Pe. João Bosco Vieira Leite

Sexta, 28 de agosto de 2026

(1Cor 1,17-25; Sl 32[33]; Mt 25,1-13) 21ª Semana do Tempo Comum.     

“O Reino dos Céus é como a história das dez jovens que pegaram suas lâmpadas de óleo

e saíram ao encontro do noivo” Mt 25,1.

“Os exegetas sempre tentaram explicar o sentido do azeite. Muitos o interpretam como sendo as boas obras que devem juntar-se à fé (representada pelas tochas). Agostinho vê no azeite o símbolo da convicção que deve determinar a ação do cristão. Para ele, o azeite é imagem do amor. Não posso repartir a minha convicção com os outros. As moças prudentes não podem dividir o seu amor com as insensatas. Posso dividir com os outros o meu pão, o vinho, meus bens materiais e espirituais. Mas não posso impingir aos outros a minha convicção. Essa é uma tarefa individual. Por isso, Agostinho entende a parábola como uma advertência: devemos despertar em nós o amor que já está dentro de nós, mas do qual estamos muitas vezes isolados. Uma senhora que tinha refletido sobre o sentido do azeite em sua vida comentou depois num grupo: o azeite serve para requintar as comidas, e com azeite posso ungir o meu corpo. Ela viu nessa parábola a permissão de Jesus para permitir-se certos mimos, para tratar bem a si próprio, para não andar o tempo todo com a consciência pesada. Cada um quer interpretar o azeite à sua maneira, dependendo da própria experiência. E é legítimo que cada um medite sobre a parábola de Jesus, de acordo com o horizonte particular de sua experiência.” (Anselm Grün – Jesus, Mestre da Salvação – Loyola).

Pe. João Bosco Vieira Leite

Quinta, 27 de agosto de 2026

(1Cor 1,1-9; Sl 144[145]; Mt 24,42-51) 21ª Semana do Tempo Comum.

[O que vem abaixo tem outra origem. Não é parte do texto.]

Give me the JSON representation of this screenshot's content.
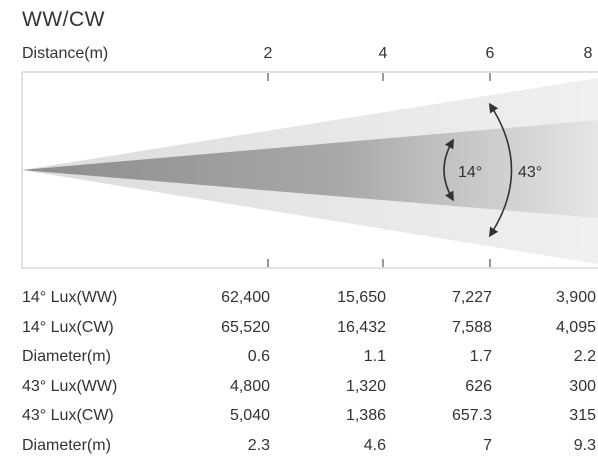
{
  "title": "WW/CW",
  "distance_label": "Distance(m)",
  "distance_ticks": [
    "2",
    "4",
    "6",
    "8"
  ],
  "beam_angles": {
    "narrow": "14°",
    "wide": "43°"
  },
  "table": {
    "rows": [
      {
        "label": "14° Lux(WW)",
        "values": [
          "62,400",
          "15,650",
          "7,227",
          "3,900"
        ]
      },
      {
        "label": "14° Lux(CW)",
        "values": [
          "65,520",
          "16,432",
          "7,588",
          "4,095"
        ]
      },
      {
        "label": "Diameter(m)",
        "values": [
          "0.6",
          "1.1",
          "1.7",
          "2.2"
        ]
      },
      {
        "label": "43° Lux(WW)",
        "values": [
          "4,800",
          "1,320",
          "626",
          "300"
        ]
      },
      {
        "label": "43° Lux(CW)",
        "values": [
          "5,040",
          "1,386",
          "657.3",
          "315"
        ]
      },
      {
        "label": "Diameter(m)",
        "values": [
          "2.3",
          "4.6",
          "7",
          "9.3"
        ]
      }
    ]
  },
  "colors": {
    "narrow_beam": "#9a9a9a",
    "wide_beam": "#e0e0e0",
    "frame": "#d0d0d0",
    "text": "#333333"
  }
}
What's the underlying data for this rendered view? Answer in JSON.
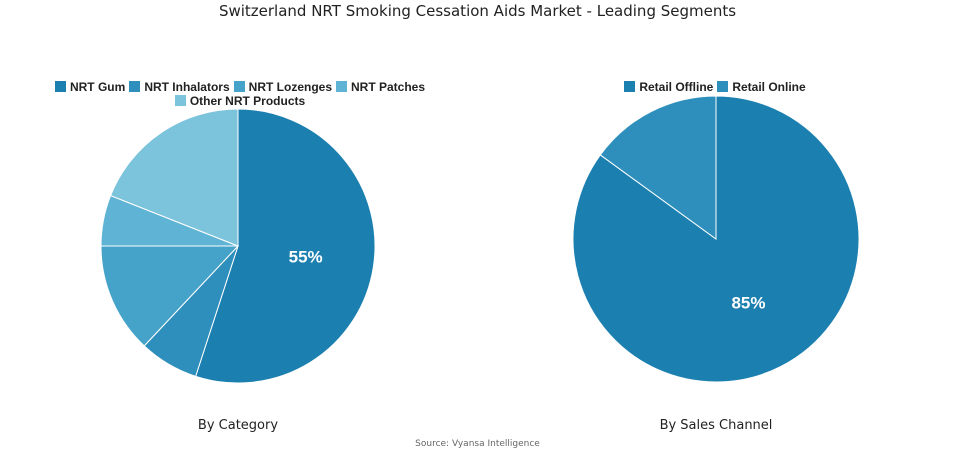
{
  "title": "Switzerland NRT Smoking Cessation Aids Market - Leading Segments",
  "source": "Source: Vyansa Intelligence",
  "chart_data": [
    {
      "type": "pie",
      "subtitle": "By Category",
      "legend_position": "top",
      "categories": [
        "NRT Gum",
        "NRT Inhalators",
        "NRT Lozenges",
        "NRT Patches",
        "Other NRT Products"
      ],
      "values": [
        55,
        7,
        13,
        6,
        19
      ],
      "colors": [
        "#1b7fb0",
        "#2e8fbc",
        "#45a2c8",
        "#5fb3d4",
        "#7cc3dc"
      ],
      "labels": [
        "55%",
        "",
        "",
        "",
        ""
      ]
    },
    {
      "type": "pie",
      "subtitle": "By Sales Channel",
      "legend_position": "top",
      "categories": [
        "Retail Offline",
        "Retail Online"
      ],
      "values": [
        85,
        15
      ],
      "colors": [
        "#1b7fb0",
        "#2e8fbc"
      ],
      "labels": [
        "85%",
        ""
      ]
    }
  ]
}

“... neles fostes enriquecido em tudo, em toda palavra e em todo conhecimento, ...” 1Cor 1,5.

“O começo da Primeira Carta aos Coríntios segue o esquema típico da forma epistolar com a apresentação dos remetentes e dos destinatários, a saudação e depois a ação de graças a Deus, pelos dons que concedeu à comunidade dos fiéis. A solenidade da introdução familiariza o ouvinte com a riqueza dos temas e dos assuntos que serão tratados em seguida. No versículo 5, Paulo declara a riqueza espiritual dos Coríntios, aos quais não falta nenhum dos dons da fé, mas ao mesmo tempo exorta-os a permanecerem firmes em Deus, que ele define como ‘fiel’ (v. 9). [Compreender a Palavra:] Na saudação inicial à comunidade de Corinto, o Apóstolo chama a atenção para o contexto de uma Igreja maior, composta por todos aqueles que invocam o Nome do Senhor, porque são chamados a ser santos (v. 2). O relevo sobre a universalidade da fé constitui uma das argumentações mais fortes de Paulo perante as divisões internas na comunidade, devido aos diversos personalismos que provocaram rivalidades e divisões. Depois, quase com ironia, no versículo 5, o Apóstolo louva os Coríntios, porque não lhes falta nenhum dom, sendo já peritos na ‘palavra’ e no ‘conhecimento’. Mas há um crescimento a fazer na linha da ‘irresponsabilidade’ (v. 8) da ‘comunhão’(v. 9), dons que vem diretamente de Deus e que Ele está sempre disposto a conceder a quem permanece fiel na procura sincera da santidade. O adjetivo ‘fiel’, atribuído a Deus, é a nota dominante da teologia desta Carta, já que no centro da fidelidade estão a caridade e a misericórdia utilizada pelo Senhor para conosco (cf. ‘Cor 13)” (Giuseppe Casarin – Lecionário Comentado [Tempo Comum – Vol. II] – Paulus).